There’s a moment in Sofia Jupither’s production of Little Eyolf where Pia Tjelta as Rita Allmer directly faces the audience and lets rip a primal howl deserved of a Greek tragedy. It was at exactly this moment, as the lights temporarily blacked out, that the thought ‘THIS IS SO GOOD’ flashed across my brain in a ticker-tape warning. THIS IS SO SO GOOD came the second synapse announcement (as though I needed to check with myself that I’d got it the first time). ‘OH GOD THIS IS SO GOOD’ I kept thinking, followed shortly after by, ‘Oh no. It’s going to end.’ And so I watched the rest of the play with a mixture of complete awe (at Jupither, at Ibsen, at Tjelta) and that specific sadness that comes from knowing the amazing thing you’re experiencing, right now, is inevitably going to finish. That however much I’d like to stay buried in the fjord mist howling at the pier, the doors would open and deposit me back out and into Notting Hill.
Ibsen’s Little Eyolf is permeated with regret for time not standing still. Alfred (Kåre Conradi) ruminates over memories of growing up with his sister, Asta (Ine Jansen). His imagining of their time together as Arcadian bliss invades his present relationship with his wife, driving them ever further apart. Rita, meanwhile, is suffocating in a fug of sexual frustration, the dried-up remnants of the love and passion Alfred and her used to share.
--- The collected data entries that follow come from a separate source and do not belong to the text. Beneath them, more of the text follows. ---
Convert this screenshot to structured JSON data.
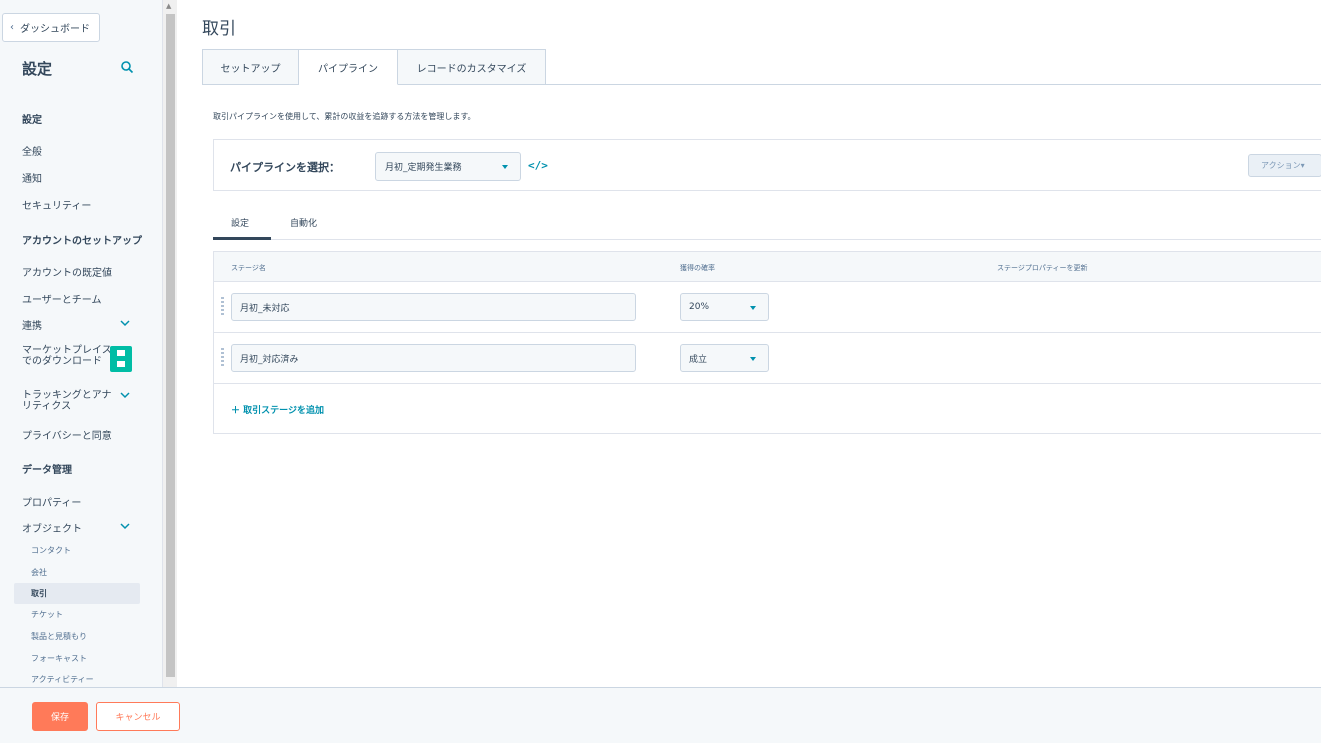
{
  "colors": {
    "accent": "#0091ae",
    "primary_button": "#ff7a59",
    "badge": "#00bda5",
    "text": "#33475b",
    "border": "#cbd6e2"
  },
  "sidebar": {
    "back_label": "ダッシュボード",
    "title": "設定",
    "search_icon": "search-icon",
    "sections": {
      "settings_head": "設定",
      "general": "全般",
      "notifications": "通知",
      "security": "セキュリティー",
      "account_setup_head": "アカウントのセットアップ",
      "account_defaults": "アカウントの既定値",
      "users_teams": "ユーザーとチーム",
      "integrations": "連携",
      "marketplace_line1": "マーケットプレイス",
      "marketplace_line2": "でのダウンロード",
      "tracking_line1": "トラッキングとアナ",
      "tracking_line2": "リティクス",
      "privacy": "プライバシーと同意",
      "data_mgmt_head": "データ管理",
      "properties": "プロパティー",
      "objects": "オブジェクト"
    },
    "object_items": [
      "コンタクト",
      "会社",
      "取引",
      "チケット",
      "製品と見積もり",
      "フォーキャスト",
      "アクティビティー"
    ],
    "active_object": "取引"
  },
  "main": {
    "page_title": "取引",
    "tabs": [
      "セットアップ",
      "パイプライン",
      "レコードのカスタマイズ"
    ],
    "active_tab": "パイプライン",
    "description": "取引パイプラインを使用して、累計の収益を追跡する方法を管理します。",
    "pipeline": {
      "label": "パイプラインを選択：",
      "selected": "月初_定期発生業務",
      "code_icon": "</>",
      "action_label": "アクション▾"
    },
    "subtabs": [
      "設定",
      "自動化"
    ],
    "active_subtab": "設定",
    "table": {
      "headers": [
        "ステージ名",
        "獲得の確率",
        "ステージプロパティーを更新"
      ],
      "rows": [
        {
          "stage": "月初_未対応",
          "probability": "20%"
        },
        {
          "stage": "月初_対応済み",
          "probability": "成立"
        }
      ],
      "add_stage": "＋ 取引ステージを追加"
    }
  },
  "footer": {
    "save": "保存",
    "cancel": "キャンセル"
  }
}
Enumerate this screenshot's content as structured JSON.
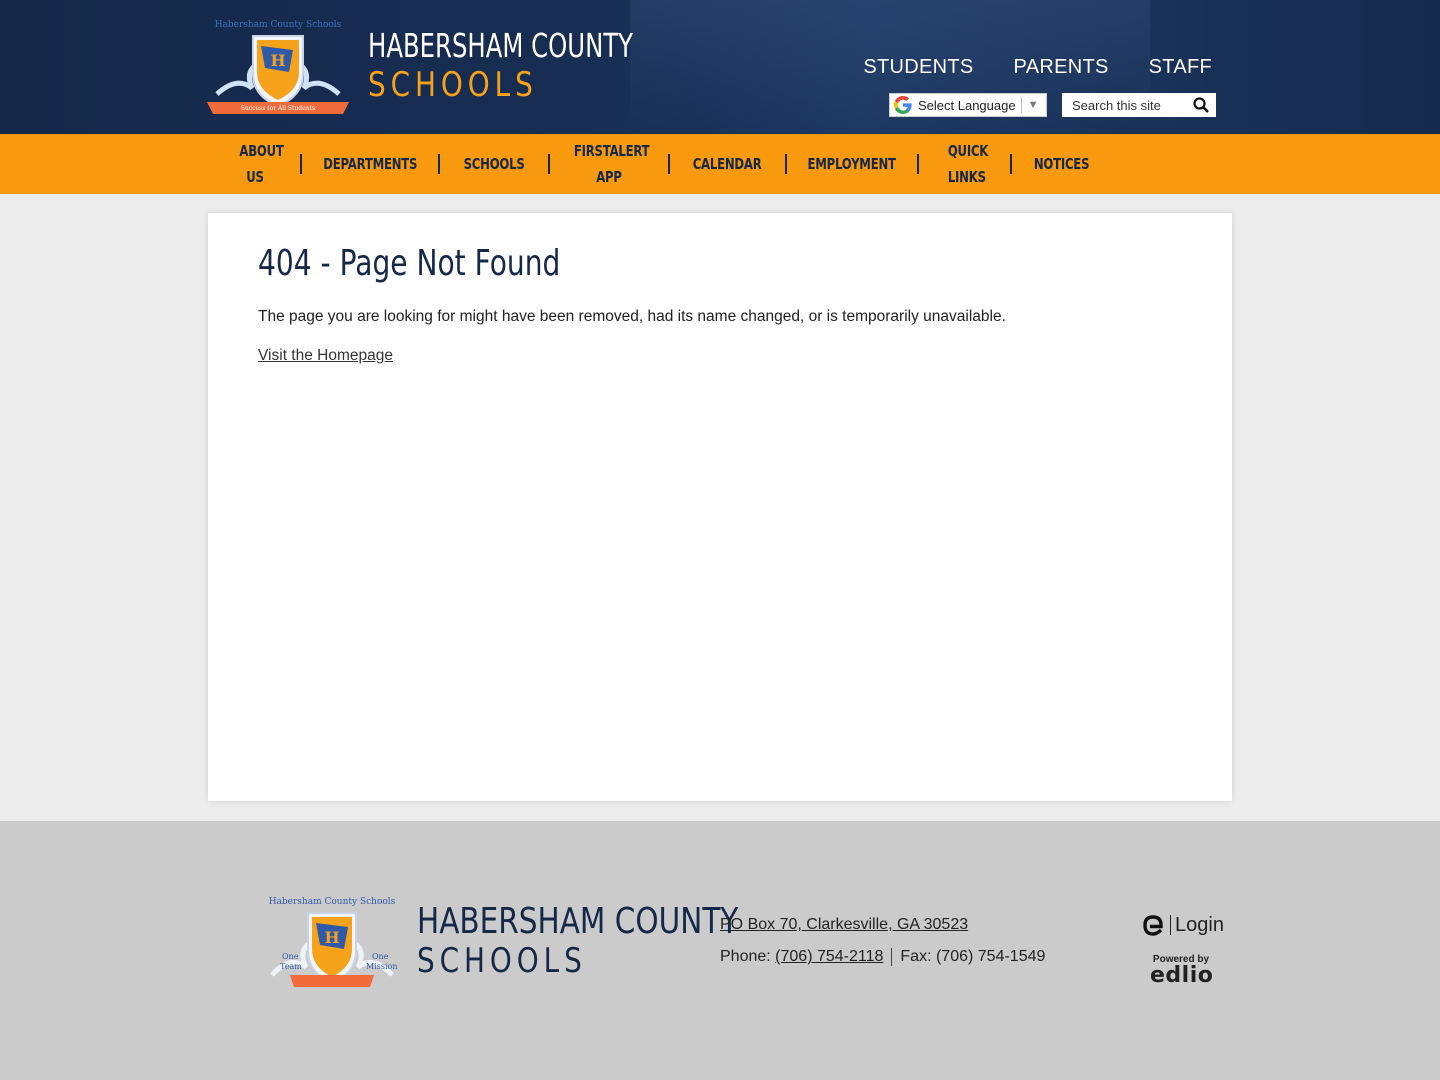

The hurt comes from the change in attitude – not that Alfred never wanted to sleep with her, but that he once did and then stopped. And then there’s the other amorphous clump of regret: the child being born, the child falling from the table, the child dying.
Jupither’s production is performed in modern dress, in a wood-lined room that looks part-patio and part-sauna. The aesthetic however, is immaterial – it could be performed in anything from crinolines to ripped leather – because the point is that Jupither captures the integral Ibsen-ness of Ibsen. In this respect, there’s a poetry to the fact the production is what you might describe as ‘stripped back’, as the audience get something close to the essence of Ibsen, the rawest, unpolished heft of the playwright.
Aside from (if there can be an ‘aside from’) the deeply unpleasant symbolism at the end of Ivo van Hove’s recent Hedda Gabler, that staging suffered hugely from an apparent desire to keep everything (dialogue, relationships, emotion) within little buffeted zones. Everything was cold, dialled back, made paler like the soggy middle of a piece of bread with the crust ripped off. Jupither’s Ibsen is the opposite. When she strips Ibsen back, what remains is the most intensely human part of it. The howling, the anger, the desires and the nightmares.
And it’s a human-ness (sorry, but ‘humanity’ is just the wrong word) conveyed most acutely because of the fantastic performances of the cast. Both Tjelta and Jansen move constantly. As in, even when they are sitting in one place or standing on one spot, their bodies never once stop moving. They vibrate with the kind of energy CERN scientists spends their lives trying to understand, the way Hilde Cronje does in Yaël Farber’s Mies Julie. Jansen’s eyes flicker, flicker, flicker, like a garden bird, or like manic no-sleep intensity. The character’s unconscious mannerisms – the angularity of her fingers, the rubbing at her upper-arms – give away all the emotion Asta is working so hard to separate herself from. Tjelta’s Rita, in contrast, is entirely her own physicality. She needs her husband’s love to be expressed physically because she inhabits her own body so completely. When grief hits her, her posture crumbles inwards as if literally dented by the force. Even her hair has its own story as it collapses down from high to low ponytail before eventually tumbling out altogether.
The National Theatre of Norway is the ‘Home of Ibsen’ for obvious reasons. But the brilliance of this production transcends geographical and linguistic connections – I mean, it has to, because think of all the exceedingly bad Shakespeare English theatres churn out. It’s haunting timelessness comes from delivering with piercing accuracy the emotions and desires we’ve got no better at describing, or dealing with, since Ibsen was writing. Perhaps even more than with Nora Helmer or Hedda Gabler, Rita Allmer’s voicing of a great taboo – regret over becoming a mother – and her requirement for sex to be a part of her marriage, are both headspinningly, guttwistingly modern and continued proof that Ibsen wrote some of the best female characters in the history of theatre. Which is why, as Michael Billington says, we need to see far more of this company. Either that, or I might just move to Norway.